O que você deseja comunicar?

Estilo é mensagem. O que você deseja expressar para si mesma e para o mundo? Ter essa resposta clara orienta não só a escolha das roupas, mas também a dos acessórios, do cabelo (cores, texturas e cortes) e da maquiagem. Pense nisso: faz sentido passar a vida inteira comunicando algo que não representa quem você é? Suas peças podem transmitir acessibilidade, aconchego, sensualidade, jovialidade, modernidade ou qualquer outro valor que faça sentido para o seu momento. Se esse exercício parecer difícil, comece pelo caminho mais simples: identifique o que você não quer comunicar.

Entenda o seu biotipo

Conhecer o seu biotipo (ampulheta, triângulo, retângulo ou oval) é uma ferramenta de autonomia. A partir desse entendimento, fica mais fácil escolher peças que valorizem sua silhueta e reforcem seus pontos fortes, além de fazer escolhas conscientes sobre o que você prefere destacar ou suavizar no visual. Não para esconder o seu corpo, e sim para se sentir confortável e segura nele.

Identifique cores, estampas e texturas que você gosta

Neste momento, não é preciso recorrer à colorimetria para validar suas escolhas. Seu olhar e sua sensibilidade já sabem reconhecer quais tons iluminam sua imagem e despertam bem-estar. São aquelas cores que trazem presença, energia e fazem você se sentir confiante. Amplie essa percepção para estampas e texturas que dialogam com a sua personalidade ou com o que merece mais espaço no seu guarda-roupa. Escolher com intenção transforma o vestir em uma extensão natural da identidade.

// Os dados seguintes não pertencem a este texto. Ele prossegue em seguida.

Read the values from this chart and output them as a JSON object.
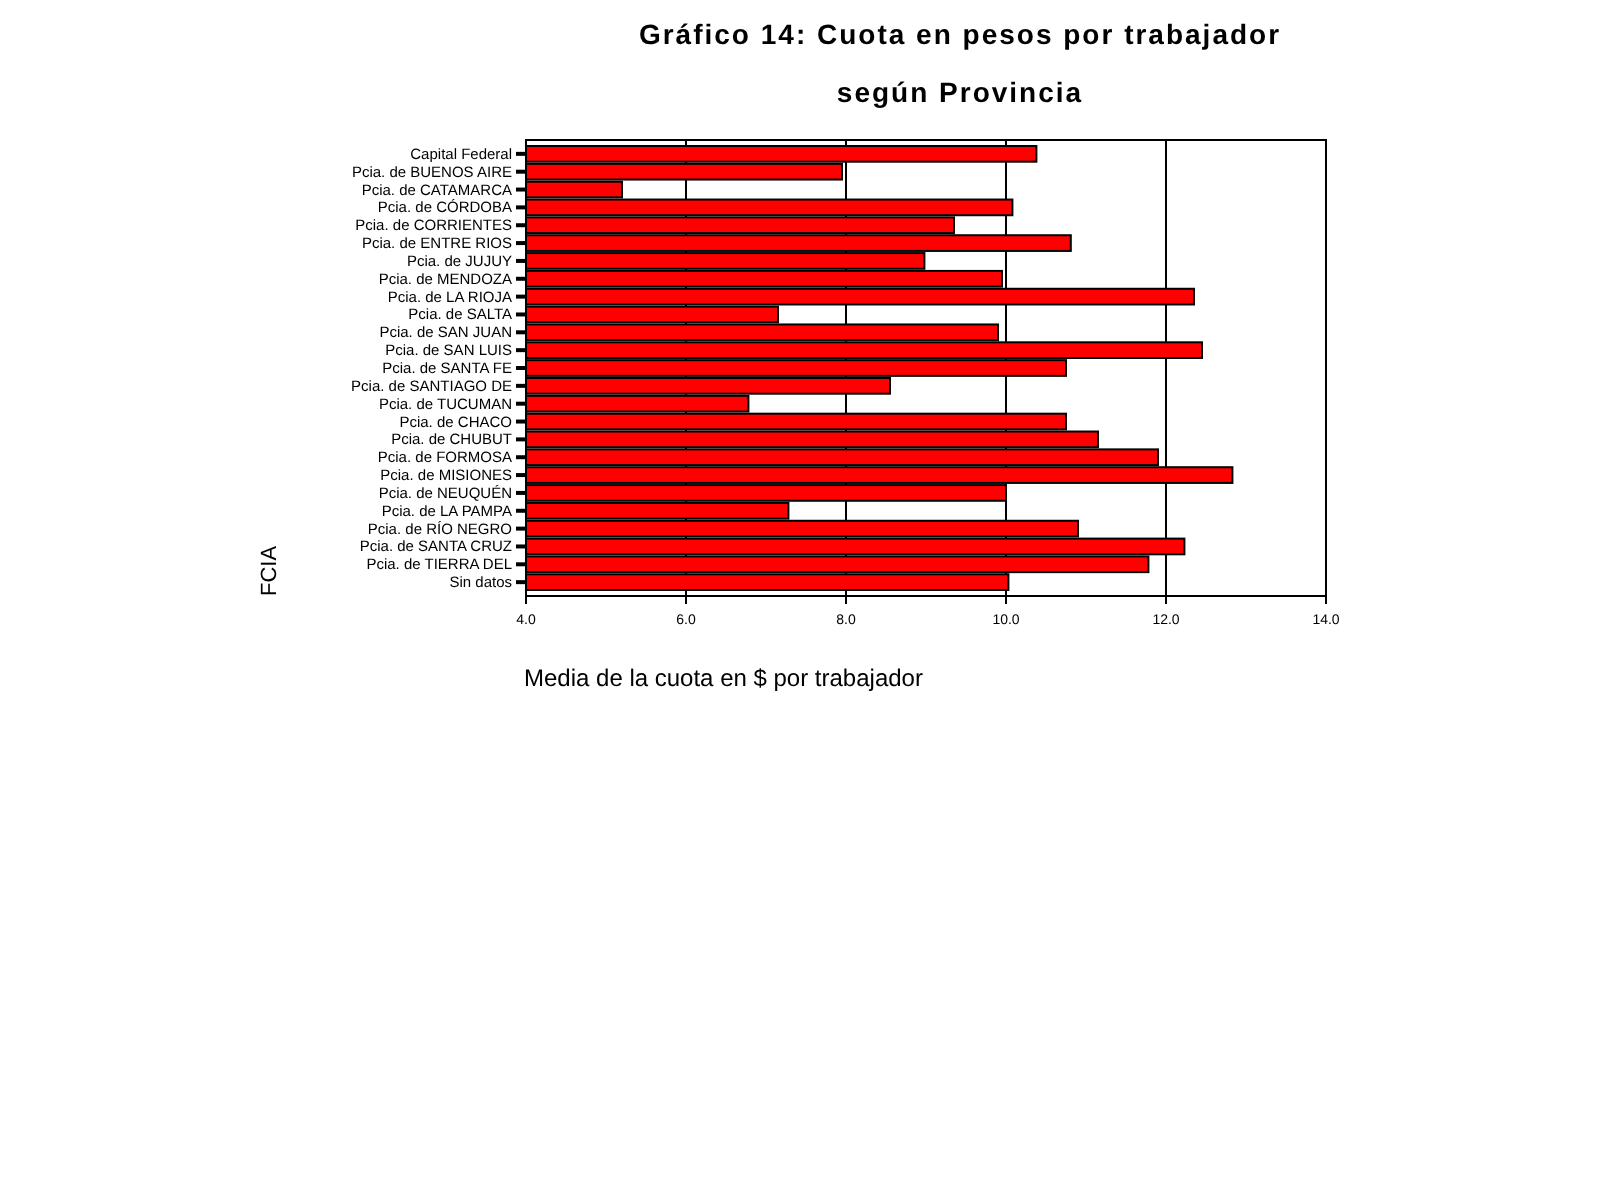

Faça uma faxina geral no armário

Depois de todo o mapeamento, é hora de agir. Abra o armário e coloque a mão na massa. Separe o que faz sentido permanecer do que já cumpriu seu ciclo. Peças mal conservadas ou desgastadas carregam uma sensação de descuido que reflete diretamente na forma como nos sentimos ao vestir. Observe cada item com atenção. Ele veste bem? Está em bom estado? Transmite conforto e confiança? Roupas também comunicam autocuidado.

Se desapegar parece difícil, uma boa inspiração é o livro A mágica da arrumação: a arte japonesa de colocar ordem na sua casa e na sua vida, de Marie Kondo. Ele traz exercícios práticos que ajudam a transformar a organização em leveza e clareza.

Defina o seu estilo pessoal

Existe um modelo didático chamado 7 Estilos Universais. Ele é usado para facilitar o autoconhecimento e a organização. São eles: Clássico, Romântico, Criativo, Dramático, Elegante, Esportivo e Sexy.

Enxergue-os como pontos de partida, não como regras fixas. Ninguém precisa se encaixar em um único estilo. Observe quais elementos aparecem com mais frequência nas suas escolhas e reconheça essa predominância. A partir dessa combinação, nasce um estilo autoral. Identificar-se com dois ou até três estilos é não só comum, como natural.

Uma boa estratégia para esse processo é buscar referências em influenciadoras e criadoras de conteúdo que conversem com a imagem que você deseja construir. Salve produções, detalhes e composições em uma pasta pessoal. Com o tempo, padrões ficam claros e ajudam a traduzir essa identidade visual em escolhas reais.

Opte por peças curingas

Depois do descarte, é hora de construir um guarda-roupa inteligente. Para isso, investir em peças curingas faz toda a diferença. Elas funcionam como base para múltiplas combinações e transitam com facilidade entre diferentes estilos.

Itens essenciais, como camisetas neutras em tons claros ou escuros, uma calça jeans de corte clássico e um vestido preto versátil, criam uma estrutura sólida para o dia a dia. A partir dessas peças, o estilo ganha liberdade para se adaptar, evoluir e acompanhar diferentes momentos sem esforço.

Organização financeira

Com o inventário do guarda-roupa em mãos — peças e acessórios que fazem sentido incluir —, é hora de planejar. Pesquise opções, compare valores e estabeleça um orçamento realista. Consumo consciente também é parte do estilo e garante escolhas mais inteligentes e duradouras.